What was advertised in a colonial American newspaper 250 years ago today?

“HENRY YONGE … intends to depart this province for some time.”
Even more so than usual, the May 31, 1769, edition of the Georgia Gazette was a delivery mechanism for advertisements of all sorts. From week to week the balance of news, advertising, and other content varied, yet advertisements accounted for significant space in any issue regardless of the relative proportions. After all, advertising provided an important revenue stream that made publication of the rest of the content possible.
In addition to the standard four-page issue, the May 31 edition also featured a one-page supplement. Unlike most other colonial newspapers, James Johnston did not run a masthead across the top of the occasional supplement to the Georgia Gazette. Instead, only the issue number that it accompanied – [No. 296.] – appeared at the bottom of the final column. Otherwise, advertising filled the entire page, just as advertisements filled the entire third and fourth pages as well as the second column of the second page. News ran on the first page and in the first column of the second page. Overall, between the regular issue and the supplement, advertising accounted for seven of ten columns distributed to readers on May 31, 1769.

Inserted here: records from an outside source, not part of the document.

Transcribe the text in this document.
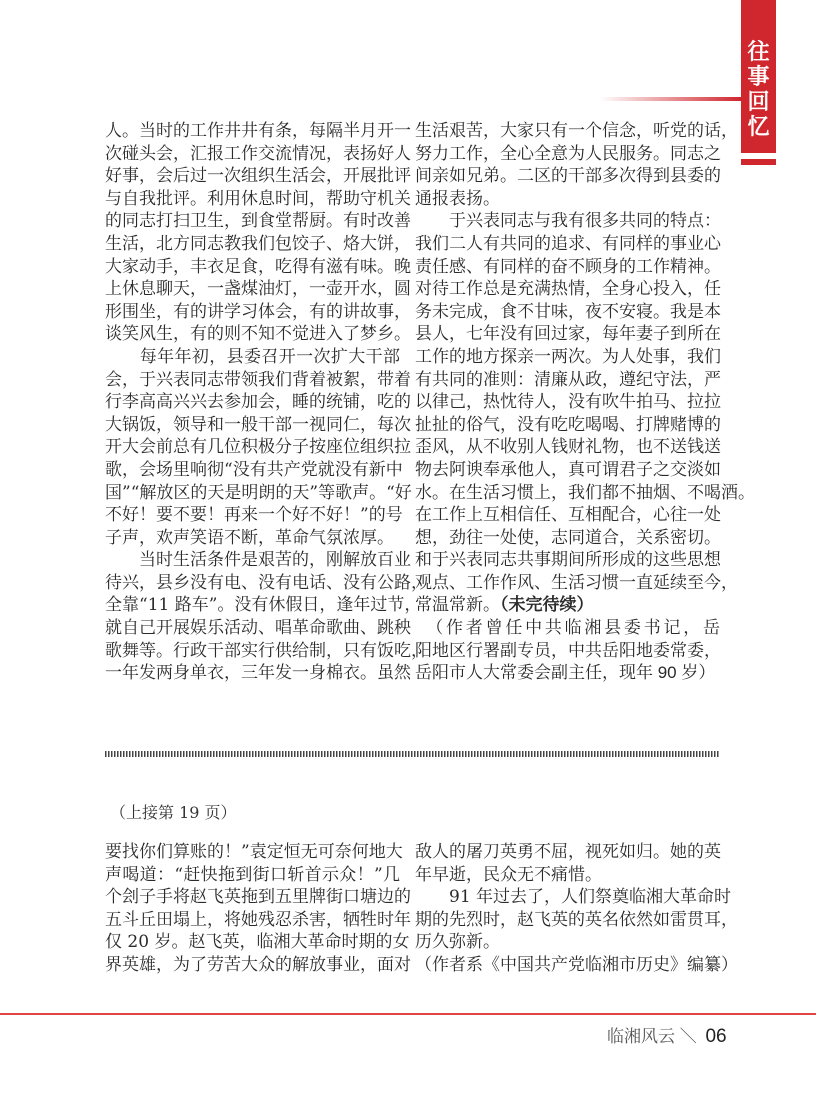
往
事
回
忆
人。当时的工作井井有条，每隔半月开一
次碰头会，汇报工作交流情况，表扬好人
好事，会后过一次组织生活会，开展批评
与自我批评。利用休息时间，帮助守机关
的同志打扫卫生，到食堂帮厨。有时改善
生活，北方同志教我们包饺子、烙大饼，
大家动手，丰衣足食，吃得有滋有味。晚
上休息聊天，一盏煤油灯，一壶开水，圆
形围坐，有的讲学习体会，有的讲故事，
谈笑风生，有的则不知不觉进入了梦乡。
　　每年年初，县委召开一次扩大干部
会，于兴表同志带领我们背着被絮，带着
行李高高兴兴去参加会，睡的统铺，吃的
大锅饭，领导和一般干部一视同仁，每次
开大会前总有几位积极分子按座位组织拉
歌，会场里响彻“没有共产党就没有新中
国”“解放区的天是明朗的天”等歌声。“好
不好！要不要！再来一个好不好！”的号
子声，欢声笑语不断，革命气氛浓厚。
　　当时生活条件是艰苦的，刚解放百业
待兴，县乡没有电、没有电话、没有公路，
全靠“11 路车”。没有休假日，逢年过节，
就自己开展娱乐活动、唱革命歌曲、跳秧
歌舞等。行政干部实行供给制，只有饭吃，
一年发两身单衣，三年发一身棉衣。虽然
生活艰苦，大家只有一个信念，听党的话，
努力工作，全心全意为人民服务。同志之
间亲如兄弟。二区的干部多次得到县委的
通报表扬。
　　于兴表同志与我有很多共同的特点：
我们二人有共同的追求、有同样的事业心
责任感、有同样的奋不顾身的工作精神。
对待工作总是充满热情，全身心投入，任
务未完成，食不甘味，夜不安寝。我是本
县人，七年没有回过家，每年妻子到所在
工作的地方探亲一两次。为人处事，我们
有共同的准则：清廉从政，遵纪守法，严
以律己，热忱待人，没有吹牛拍马、拉拉
扯扯的俗气，没有吃吃喝喝、打牌赌博的
歪风，从不收别人钱财礼物，也不送钱送
物去阿谀奉承他人，真可谓君子之交淡如
水。在生活习惯上，我们都不抽烟、不喝酒。
在工作上互相信任、互相配合，心往一处
想，劲往一处使，志同道合，关系密切。
和于兴表同志共事期间所形成的这些思想
观点、工作作风、生活习惯一直延续至今，
常温常新。（未完待续）
　（作者曾任中共临湘县委书记，岳
阳地区行署副专员，中共岳阳地委常委，
岳阳市人大常委会副主任，现年 90 岁）
（上接第 19 页）
要找你们算账的！”袁定恒无可奈何地大
声喝道：“赶快拖到街口斩首示众！”几
个刽子手将赵飞英拖到五里牌街口塘边的
五斗丘田塌上，将她残忍杀害，牺牲时年
仅 20 岁。赵飞英，临湘大革命时期的女
界英雄，为了劳苦大众的解放事业，面对
敌人的屠刀英勇不屈，视死如归。她的英
年早逝，民众无不痛惜。
　　91 年过去了，人们祭奠临湘大革命时
期的先烈时，赵飞英的英名依然如雷贯耳，
历久弥新。
（作者系《中国共产党临湘市历史》编纂）
临湘风云 ＼ 06
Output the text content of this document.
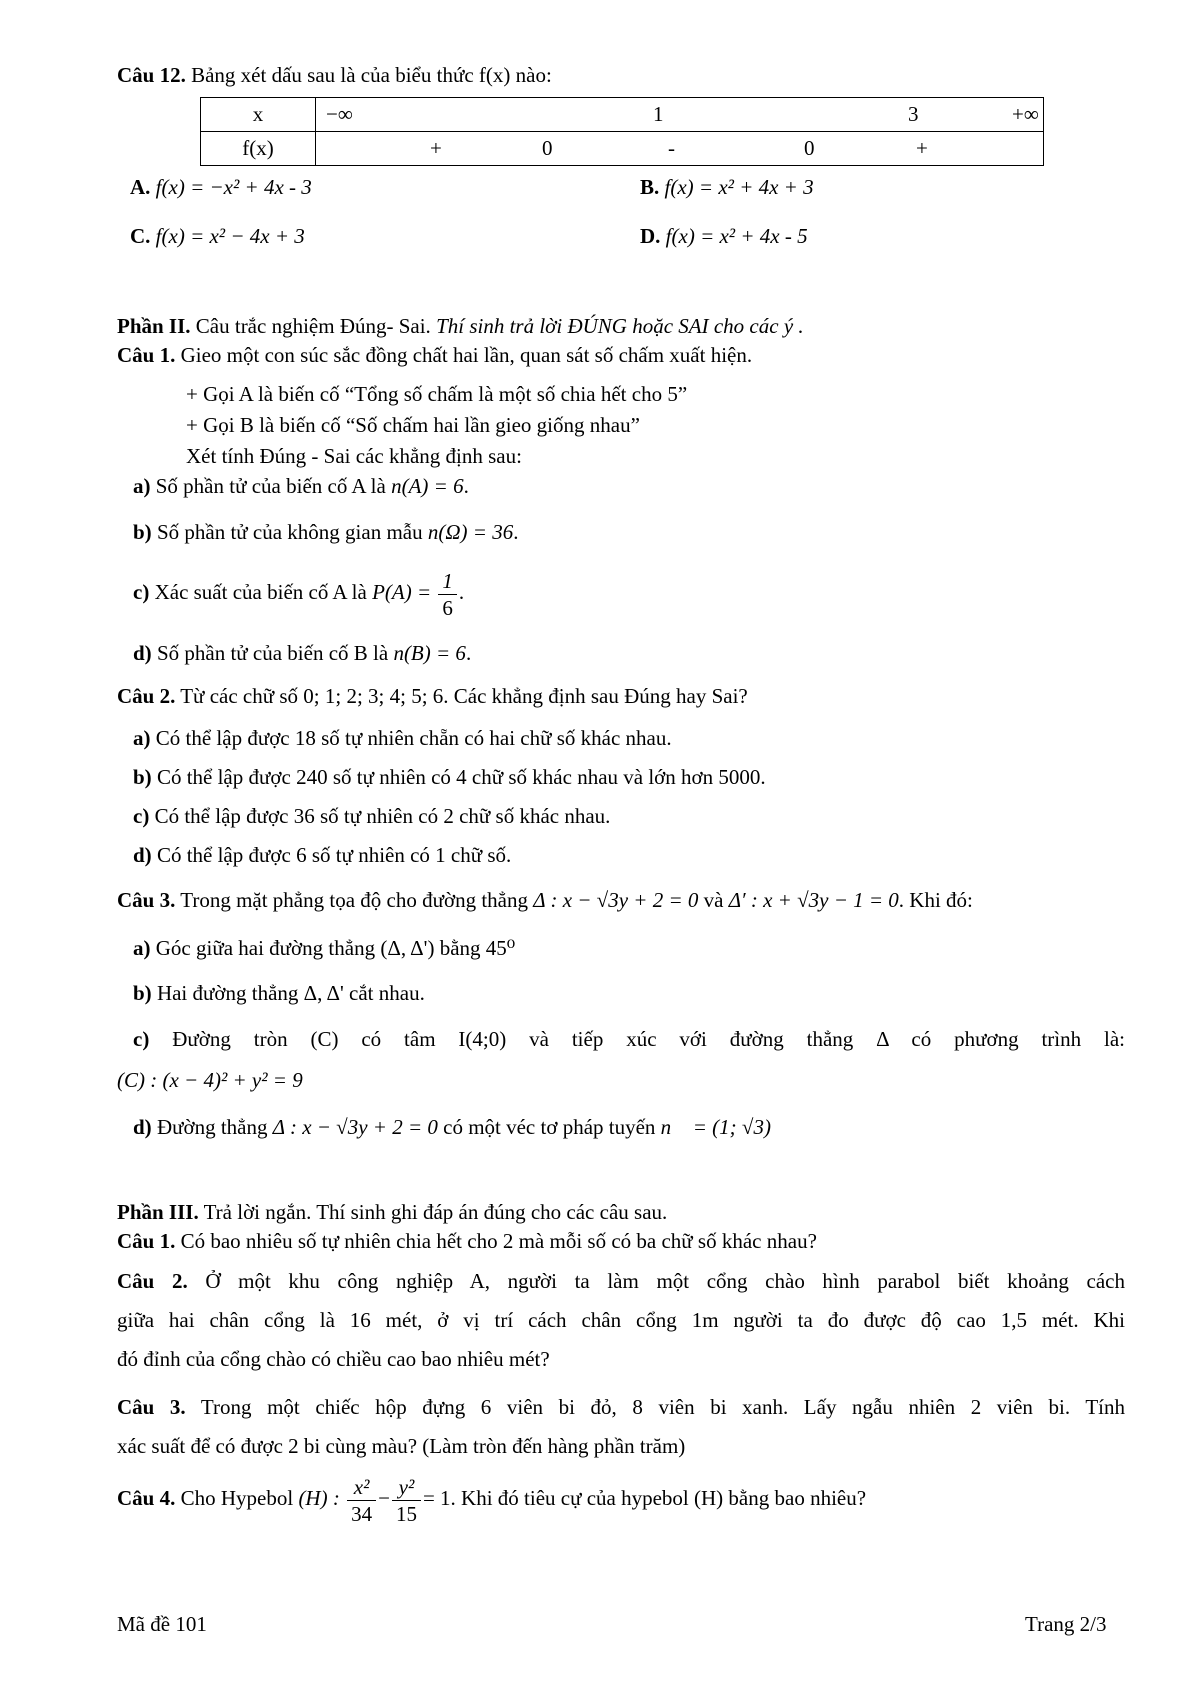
Câu 12. Bảng xét dấu sau là của biểu thức f(x) nào:
x	−∞ 1 3 +∞

f(x)	+ 0 - 0 +
A. f(x) = −x² + 4x - 3	B. f(x) = x² + 4x + 3
C. f(x) = x² − 4x + 3	D. f(x) = x² + 4x - 5
Phần II. Câu trắc nghiệm Đúng- Sai. Thí sinh trả lời ĐÚNG hoặc SAI cho các ý .
Câu 1. Gieo một con súc sắc đồng chất hai lần, quan sát số chấm xuất hiện.
+ Gọi A là biến cố “Tổng số chấm là một số chia hết cho 5”
+ Gọi B là biến cố “Số chấm hai lần gieo giống nhau”
Xét tính Đúng - Sai các khẳng định sau:
a) Số phần tử của biến cố A là n(A) = 6.
b) Số phần tử của không gian mẫu n(Ω) = 36.
c) Xác suất của biến cố A là $P(A) = \frac{1}{6}$ .
d) Số phần tử của biến cố B là n(B) = 6.
Câu 2. Từ các chữ số 0; 1; 2; 3; 4; 5; 6. Các khẳng định sau Đúng hay Sai?
a) Có thể lập được 18 số tự nhiên chẵn có hai chữ số khác nhau.
b) Có thể lập được 240 số tự nhiên có 4 chữ số khác nhau và lớn hơn 5000.
c) Có thể lập được 36 số tự nhiên có 2 chữ số khác nhau.
d) Có thể lập được 6 số tự nhiên có 1 chữ số.
Câu 3. Trong mặt phẳng tọa độ cho đường thẳng Δ : x − √3y + 2 = 0 và Δ′ : x + √3y − 1 = 0. Khi đó:
a) Góc giữa hai đường thẳng (Δ, Δ') bằng 45⁰
b) Hai đường thẳng Δ, Δ' cắt nhau.
c) Đường tròn (C) có tâm I(4;0) và tiếp xúc với đường thẳng Δ có phương trình là:
(C) : (x − 4)² + y² = 9
d) Đường thẳng Δ : x − √3y + 2 = 0 có một véc tơ pháp tuyến n⃗ = (1; √3)
Phần III. Trả lời ngắn. Thí sinh ghi đáp án đúng cho các câu sau.
Câu 1. Có bao nhiêu số tự nhiên chia hết cho 2 mà mỗi số có ba chữ số khác nhau?
Câu 2. Ở một khu công nghiệp A, người ta làm một cổng chào hình parabol biết khoảng cách
giữa hai chân cổng là 16 mét, ở vị trí cách chân cổng 1m người ta đo được độ cao 1,5 mét. Khi
đó đỉnh của cổng chào có chiều cao bao nhiêu mét?
Câu 3. Trong một chiếc hộp đựng 6 viên bi đỏ, 8 viên bi xanh. Lấy ngẫu nhiên 2 viên bi. Tính
xác suất để có được 2 bi cùng màu? (Làm tròn đến hàng phần trăm)
Câu 4. Cho Hypebol (H) : $\frac{\text{x²}}{34} - \frac{\text{y²}}{15} = 1$. Khi đó tiêu cự của hypebol (H) bằng bao nhiêu?
Mã đề 101	Trang 2/3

Much of that advertising consisted of notices for consumer goods and services, including lengthy lists of merchandise for sale by Inglis and Hall, Samuel Douglass, and Lewis Johnson. Other advertisements announced the sale of enslaved men, women, and children or offered rewards for the capture of those who had escaped from slaveholders who held them in bondage. Others described real estate for sale. Half a dozen legal notices appeared in the supplement, one after the other in the closest the organization of the advertisements came to any sort of classification system.
Readers of the Georgia Gazette were accustomed to encountering more advertising than any other content within that newspaper’s pages. That had been the case for all of the issues published in May 1769, but the inclusion of a supplement devoted entirely to advertising at the end of the month underscored that disseminating advertising, rather than news, was an important purpose of the publication.